Executive Moves

WatchGuard Technologies names Joe Smolarski Chief Executive Officer

Written by Darren Wall | Nov 6, 2025 11:11:26 AM

WatchGuard Technologies has appointed Joe Smolarski as Chief Executive Officer, succeeding interim CEO Vats Srivatsan, who will remain on the company’s board. The change comes after a period of focused work on unifying WatchGuard’s security offerings for MSPs and mid-market customers into a more cohesive platform.

Why this matters now

WatchGuard has been leaning into a “one platform” strategy: a single place to manage endpoint, identity, and network security, with a commercial model that works for service providers and lean IT teams. Smolarski’s background aligns directly with that direction. His track record is rooted in MSP economics, how to bundle, price, and operationalize tools so partners can make money without unnecessary complexity.

For partners, the signal is straightforward: expect less emphasis on isolated point products and more on integrated experiences, shared telemetry, and partner-friendly margins.

Joe Smolarski - Background and track record

Smolarski has held senior roles in businesses built around MSPs, focusing on cross-portfolio integration, operational efficiency, and partner profitability. That maps cleanly to WatchGuard’s ambitions: consolidated management, shared data, and bundles that shorten the path to gross profit for providers.

Earlier in his career, he led teams across support, customer success, and channel programs. Those disciplines are critical for any vendor that wants to credibly claim a unified, partner-led platform rather than a loose collection of products.

What this hire signals

  • Simplified bundles and billing so partners spend less time decoding SKUs and more time selling.
  • Stronger integration across endpoint, identity, and network using shared policies and telemetry.
  • More repeatable MSP playbooks: deploy quickly, prove value fast, expand without heavy overhead.

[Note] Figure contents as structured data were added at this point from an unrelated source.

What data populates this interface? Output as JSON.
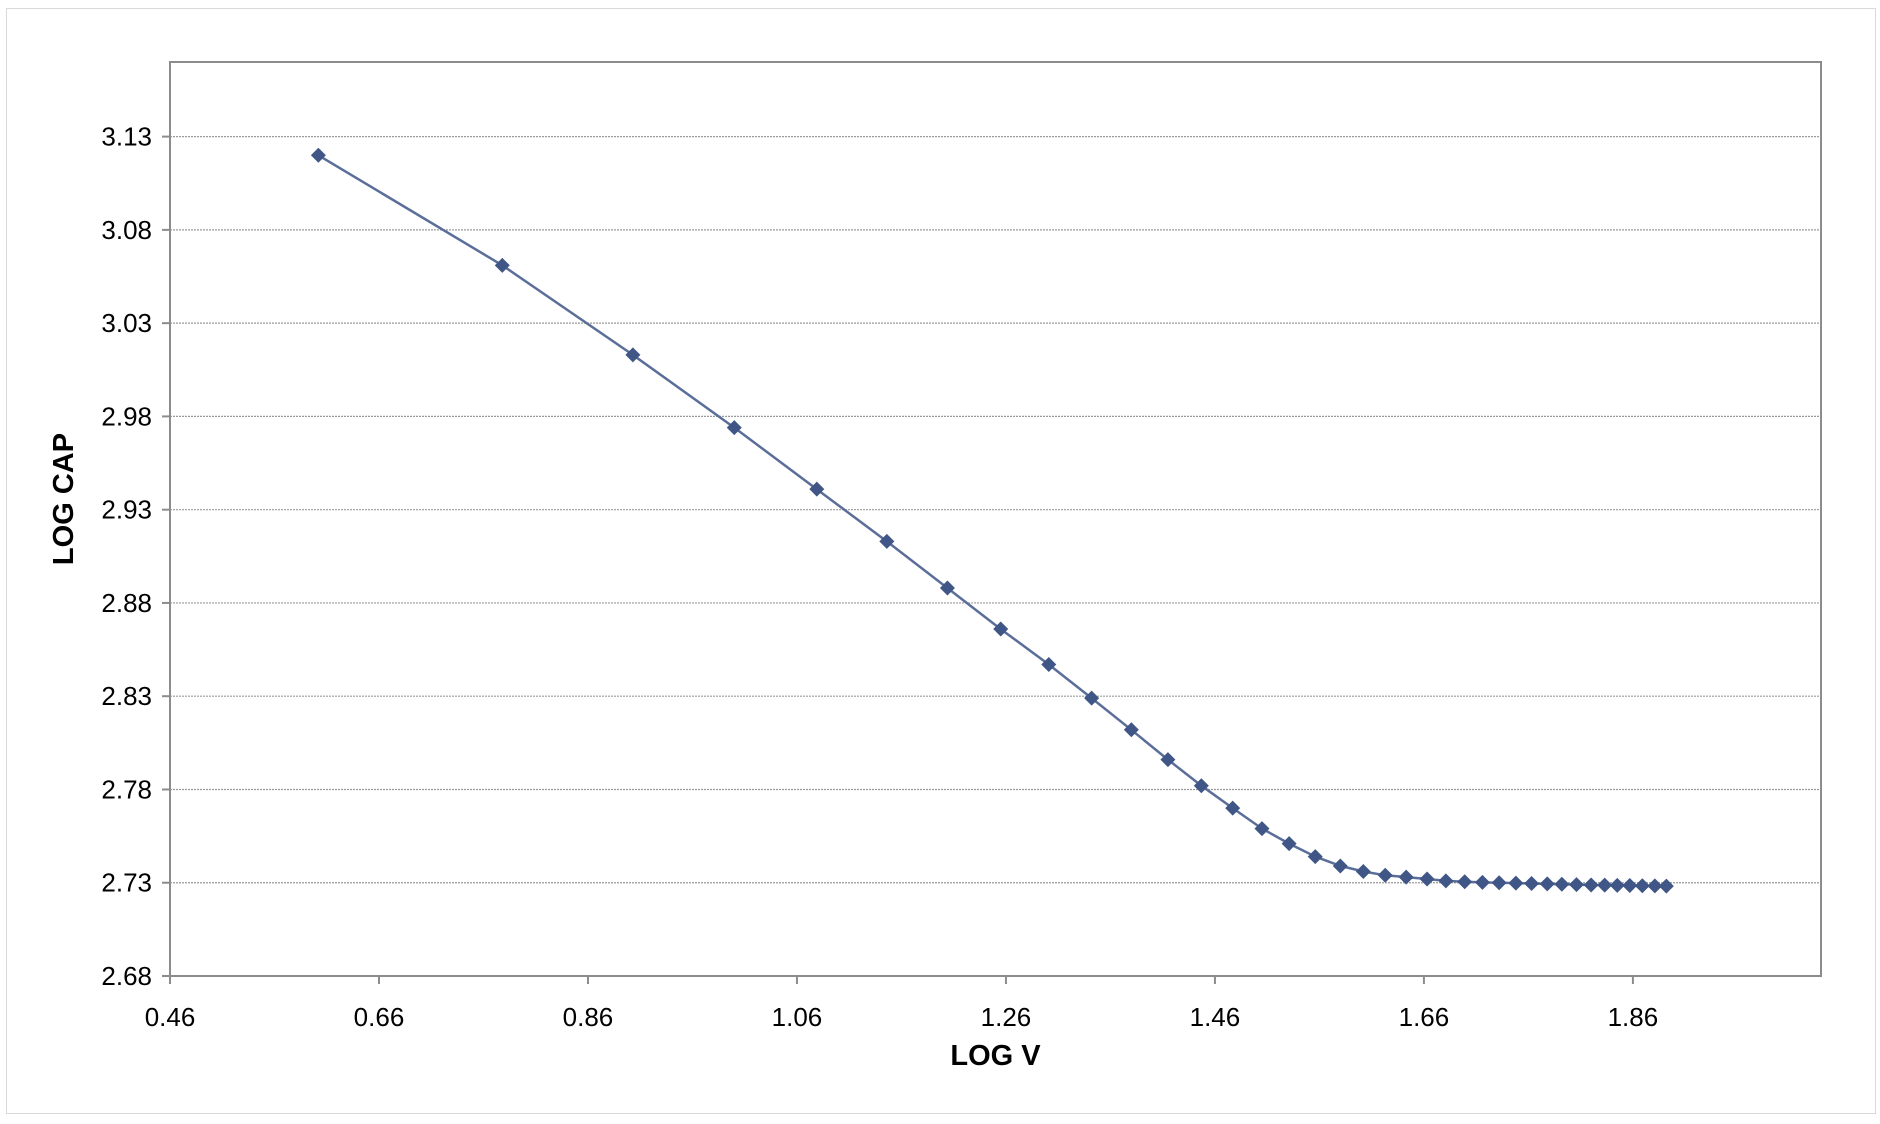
{
  "chart_data": {
    "type": "line",
    "title": "",
    "xlabel": "LOG V",
    "ylabel": "LOG CAP",
    "xlim": [
      0.46,
      2.04
    ],
    "ylim": [
      2.68,
      3.17
    ],
    "x_ticks": [
      0.46,
      0.66,
      0.86,
      1.06,
      1.26,
      1.46,
      1.66,
      1.86
    ],
    "x_tick_labels": [
      "0.46",
      "0.66",
      "0.86",
      "1.06",
      "1.26",
      "1.46",
      "1.66",
      "1.86"
    ],
    "y_ticks": [
      2.68,
      2.73,
      2.78,
      2.83,
      2.88,
      2.93,
      2.98,
      3.03,
      3.08,
      3.13
    ],
    "y_tick_labels": [
      "2.68",
      "2.73",
      "2.78",
      "2.83",
      "2.88",
      "2.93",
      "2.98",
      "3.03",
      "3.08",
      "3.13"
    ],
    "grid": "horizontal",
    "marker": "diamond",
    "colors": {
      "series": "#5a6e99",
      "marker": "#3f5686",
      "grid": "#9a9a9a",
      "plot_border": "#8c8c8c"
    },
    "series": [
      {
        "x": [
          0.602,
          0.778,
          0.903,
          1.0,
          1.079,
          1.146,
          1.204,
          1.255,
          1.301,
          1.342,
          1.38,
          1.415,
          1.447,
          1.477,
          1.505,
          1.531,
          1.556,
          1.58,
          1.602,
          1.623,
          1.643,
          1.663,
          1.681,
          1.699,
          1.716,
          1.732,
          1.748,
          1.763,
          1.778,
          1.792,
          1.806,
          1.82,
          1.833,
          1.845,
          1.857,
          1.869,
          1.881,
          1.892
        ],
        "y": [
          3.12,
          3.061,
          3.013,
          2.974,
          2.941,
          2.913,
          2.888,
          2.866,
          2.847,
          2.829,
          2.812,
          2.796,
          2.782,
          2.77,
          2.759,
          2.751,
          2.744,
          2.739,
          2.736,
          2.734,
          2.733,
          2.732,
          2.731,
          2.7305,
          2.7302,
          2.73,
          2.7298,
          2.7296,
          2.7294,
          2.7292,
          2.729,
          2.7288,
          2.7287,
          2.7286,
          2.7285,
          2.7284,
          2.7283,
          2.7282
        ]
      }
    ]
  }
}
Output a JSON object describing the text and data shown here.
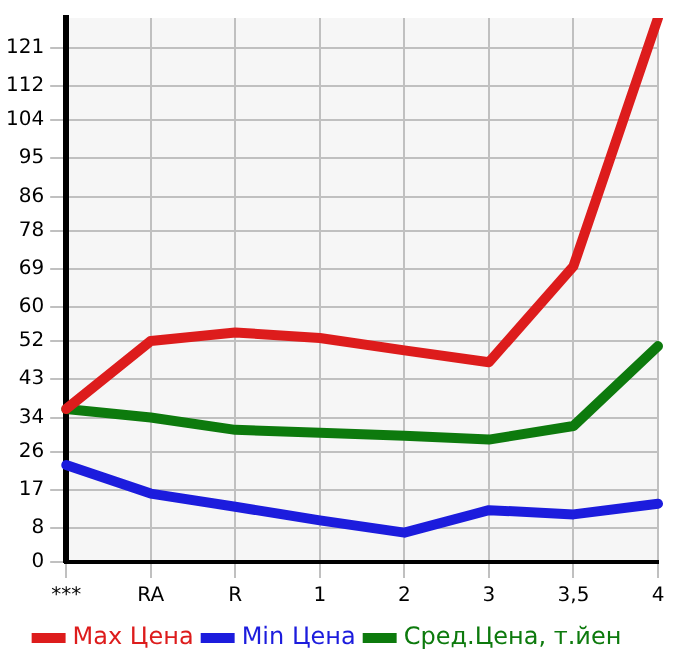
{
  "chart_data": {
    "type": "line",
    "categories": [
      "***",
      "RA",
      "R",
      "1",
      "2",
      "3",
      "3,5",
      "4"
    ],
    "series": [
      {
        "name": "Max Цена",
        "color": "#dd1c1c",
        "values": [
          36,
          52,
          54,
          52.7,
          49.8,
          47,
          69.6,
          128
        ]
      },
      {
        "name": "Min Цена",
        "color": "#1c1cdd",
        "values": [
          22.8,
          16.1,
          13,
          9.8,
          6.9,
          12.2,
          11.2,
          13.7
        ]
      },
      {
        "name": "Сред.Цена, т.йен",
        "color": "#0d7a0d",
        "values": [
          36,
          34,
          31.1,
          30.4,
          29.7,
          28.8,
          32,
          50.8
        ]
      }
    ],
    "ylim": [
      0,
      128
    ],
    "yticks": [
      0,
      8,
      17,
      26,
      34,
      43,
      52,
      60,
      69,
      78,
      86,
      95,
      104,
      112,
      121
    ],
    "grid": true,
    "legend": "bottom",
    "marker": "none",
    "line_style": "solid"
  }
}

What to watch in the next 90–180 days

  • Packaging updates with clear “good / better / best” tiers and logical identity/MDR attach paths.
  • A concrete platform roadmap explaining how policy, data, and admin experience unify across products.
  • Adjusted partner incentives and senior hires in the channel, and success that shows execution behind the messaging.

Company snapshot

WatchGuard is a Seattle-based cybersecurity provider focused on MSPs and mid-market organizations. Its strategy centers on delivering a unified security platform that favors operational simplicity and partner economics over DIY, multi-vendor stacks.

Mini timeline

Summer–Fall 2025: platform and packaging work → Nov 2025: CEO appointment and board continuity → Q1 2026: expected partner roadmap brief and incentive refresh.

Method note

This article is based on Fundz executive hiring data, the official appointment announcement, and reputable channels and cybersecurity reporting. Forward-looking commentary reflects how the hire aligns with WatchGuard’s stated platform strategy.

The Fundz Take - A Time Appropriate Hire

This is a practical, timing-appropriate hire. WatchGuard’s next phase depends on turning its one-platform pitch into real-world gains for partners: cleaner bundles, integrated tooling, and measurable margin improvements. If those changes start to show up over the next two quarters, the company will be well positioned to win share from fragmented stacks.

If integration and simplification stall, MSPs will notice quickly, and competitors with tighter platforms will be ready to step in.